Moreover, it gives Republicans the ability to say they're promoting actual solutions to the nation's long-term financial problems and to remind voters that Senate Democrats haven't passed a budget in more than three years.
“If we have a difference of opinion with the president and the direction he and the Senate leaders have taken the country, which we do, we feel morally bound to offer a choice,” said Mr. Ryan, who chairs the House Budget Committee, at a morning press conference on Tuesday. “And we had a legal obligation in our budget laws to produce a budget.”
One thing the two proposals have in common? Roughly the same enactment prospects (zero). But the Ryan budget's contrast with the White House offers a Republican touchstone for spending, taxes, and debt likely to resonate in the national dialogue through November elections. It gives Republicans the ability to say they’re promoting actual solutions to the nation’s long-term financial problems and remind Senate Democrats that they haven’t passed a budget in more than three years.
Like Ryan's proposal last year, the fiscal year 2013 budget has virtually no chance of passing the Senate or being signed by Mr. Obama.
Democrats, who say last summer’s debt-ceiling accord will serve in place of a budget for the coming year, believe the proposal will help them paint Republicans as out of touch with middle America, particularly on the issue of Medicare.
Outside of the politics, however, what’s really in the Ryan budget?
Health care
Ryan is putting forward a Medicare proposal based on one he hashed out with Sen. Ron Wyden (D) of Oregon in January. Under this proposal, seniors can opt for traditional Medicare or receive government subsidies to buy private insurance. The subsidies will be indexed to changes in health-care costs and adjusted for the wealth of the individual senior.
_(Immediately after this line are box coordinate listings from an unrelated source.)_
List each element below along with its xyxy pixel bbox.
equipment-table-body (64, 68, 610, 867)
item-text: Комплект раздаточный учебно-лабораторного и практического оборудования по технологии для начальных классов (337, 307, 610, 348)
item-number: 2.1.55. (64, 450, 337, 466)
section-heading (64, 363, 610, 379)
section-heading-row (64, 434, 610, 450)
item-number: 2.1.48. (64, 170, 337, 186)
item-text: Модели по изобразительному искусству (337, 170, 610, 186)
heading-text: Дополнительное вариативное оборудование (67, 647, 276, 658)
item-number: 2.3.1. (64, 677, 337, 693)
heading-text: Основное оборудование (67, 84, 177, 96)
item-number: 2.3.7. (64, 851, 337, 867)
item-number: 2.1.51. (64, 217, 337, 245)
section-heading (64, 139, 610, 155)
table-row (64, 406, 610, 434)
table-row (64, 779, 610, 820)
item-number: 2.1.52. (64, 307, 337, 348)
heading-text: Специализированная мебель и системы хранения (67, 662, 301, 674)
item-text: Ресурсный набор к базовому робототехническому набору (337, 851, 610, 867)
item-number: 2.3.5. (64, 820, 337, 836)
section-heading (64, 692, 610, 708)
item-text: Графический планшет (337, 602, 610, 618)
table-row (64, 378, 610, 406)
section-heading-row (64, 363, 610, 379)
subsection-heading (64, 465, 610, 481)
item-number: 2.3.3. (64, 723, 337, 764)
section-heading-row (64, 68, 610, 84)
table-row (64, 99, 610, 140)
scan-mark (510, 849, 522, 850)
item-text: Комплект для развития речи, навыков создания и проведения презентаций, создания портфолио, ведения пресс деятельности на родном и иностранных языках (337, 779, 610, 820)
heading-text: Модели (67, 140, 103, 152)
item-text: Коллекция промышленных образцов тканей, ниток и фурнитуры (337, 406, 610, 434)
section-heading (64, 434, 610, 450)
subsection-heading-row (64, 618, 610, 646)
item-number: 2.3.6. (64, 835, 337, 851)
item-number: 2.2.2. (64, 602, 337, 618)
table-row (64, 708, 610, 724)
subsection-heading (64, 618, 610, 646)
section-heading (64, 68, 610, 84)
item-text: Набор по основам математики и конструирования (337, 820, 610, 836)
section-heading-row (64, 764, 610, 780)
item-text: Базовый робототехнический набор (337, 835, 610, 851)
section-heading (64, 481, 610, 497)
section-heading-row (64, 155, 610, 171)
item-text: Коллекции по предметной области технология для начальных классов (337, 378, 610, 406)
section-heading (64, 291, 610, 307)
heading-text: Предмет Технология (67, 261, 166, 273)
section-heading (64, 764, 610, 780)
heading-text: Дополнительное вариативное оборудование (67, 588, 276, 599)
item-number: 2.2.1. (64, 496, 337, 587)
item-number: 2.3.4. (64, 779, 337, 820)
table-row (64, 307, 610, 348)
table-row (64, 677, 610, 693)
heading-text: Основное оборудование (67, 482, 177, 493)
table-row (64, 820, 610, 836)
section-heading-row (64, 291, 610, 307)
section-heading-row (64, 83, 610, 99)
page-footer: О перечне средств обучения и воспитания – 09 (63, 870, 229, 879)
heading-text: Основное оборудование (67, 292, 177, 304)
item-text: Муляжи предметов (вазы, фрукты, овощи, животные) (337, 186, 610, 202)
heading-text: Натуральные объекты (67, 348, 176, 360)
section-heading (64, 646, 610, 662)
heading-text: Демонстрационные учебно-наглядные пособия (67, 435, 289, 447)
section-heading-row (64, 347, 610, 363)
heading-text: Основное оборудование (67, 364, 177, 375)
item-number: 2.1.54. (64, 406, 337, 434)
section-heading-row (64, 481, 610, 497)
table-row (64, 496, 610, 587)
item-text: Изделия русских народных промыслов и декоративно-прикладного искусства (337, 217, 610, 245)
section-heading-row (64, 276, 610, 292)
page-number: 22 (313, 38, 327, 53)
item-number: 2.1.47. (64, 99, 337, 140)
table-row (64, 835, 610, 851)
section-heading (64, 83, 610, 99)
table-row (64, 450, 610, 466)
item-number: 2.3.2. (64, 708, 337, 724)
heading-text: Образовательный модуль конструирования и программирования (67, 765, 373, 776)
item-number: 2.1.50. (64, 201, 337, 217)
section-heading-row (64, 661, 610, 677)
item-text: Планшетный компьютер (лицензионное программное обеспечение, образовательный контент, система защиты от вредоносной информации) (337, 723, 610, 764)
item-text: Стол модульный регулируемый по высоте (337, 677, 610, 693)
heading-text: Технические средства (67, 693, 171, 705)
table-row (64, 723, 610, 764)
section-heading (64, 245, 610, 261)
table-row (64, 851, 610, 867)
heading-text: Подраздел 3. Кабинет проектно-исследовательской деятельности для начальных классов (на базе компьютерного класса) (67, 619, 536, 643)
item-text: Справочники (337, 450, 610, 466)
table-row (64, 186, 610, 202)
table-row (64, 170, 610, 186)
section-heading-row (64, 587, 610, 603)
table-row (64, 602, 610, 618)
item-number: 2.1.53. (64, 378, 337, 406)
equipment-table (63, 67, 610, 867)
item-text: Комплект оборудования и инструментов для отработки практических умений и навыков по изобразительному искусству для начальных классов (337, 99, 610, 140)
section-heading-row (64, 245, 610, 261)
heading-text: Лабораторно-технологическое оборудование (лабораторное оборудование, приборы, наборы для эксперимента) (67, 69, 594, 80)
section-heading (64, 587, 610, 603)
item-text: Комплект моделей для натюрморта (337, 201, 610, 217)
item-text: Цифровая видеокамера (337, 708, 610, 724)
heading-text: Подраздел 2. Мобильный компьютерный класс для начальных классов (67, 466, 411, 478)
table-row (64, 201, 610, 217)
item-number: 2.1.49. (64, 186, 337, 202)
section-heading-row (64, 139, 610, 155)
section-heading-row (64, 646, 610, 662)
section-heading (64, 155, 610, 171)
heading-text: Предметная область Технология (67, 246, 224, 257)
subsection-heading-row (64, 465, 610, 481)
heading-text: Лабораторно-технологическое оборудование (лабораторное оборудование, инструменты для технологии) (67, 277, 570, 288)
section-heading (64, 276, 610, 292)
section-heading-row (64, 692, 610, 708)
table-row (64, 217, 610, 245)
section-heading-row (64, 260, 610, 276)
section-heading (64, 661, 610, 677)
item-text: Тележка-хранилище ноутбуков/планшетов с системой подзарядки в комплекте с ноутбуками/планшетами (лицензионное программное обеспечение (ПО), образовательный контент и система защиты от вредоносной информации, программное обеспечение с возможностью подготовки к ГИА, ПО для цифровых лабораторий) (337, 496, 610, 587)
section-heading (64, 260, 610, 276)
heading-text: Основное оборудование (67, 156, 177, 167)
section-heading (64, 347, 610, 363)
By contrast, Ryan’s first budget would have ended traditional Medicare for new participants in 2022, offering instead subsidies to purchase private insurance. Those subsidies would be adjusted for a person’s income and health and adjusted for inflation, not faster-rising healthcare costs, every year. The plan proposed gradually raising the eligibility age for Medicare to 67.
Democrats last year pounced on Ryan’s proposal to end traditional Medicare for those under 55: one campaign ad even showed a Ryan-esque figure pushing an elderly woman off a cliff. The issue appeared to resonate with voters in special elections. For example, Democrats credit Ryan’s proposal with helping Rep. Kathy Hochul’s (D) upset victory in a conservative New York congressional district last May.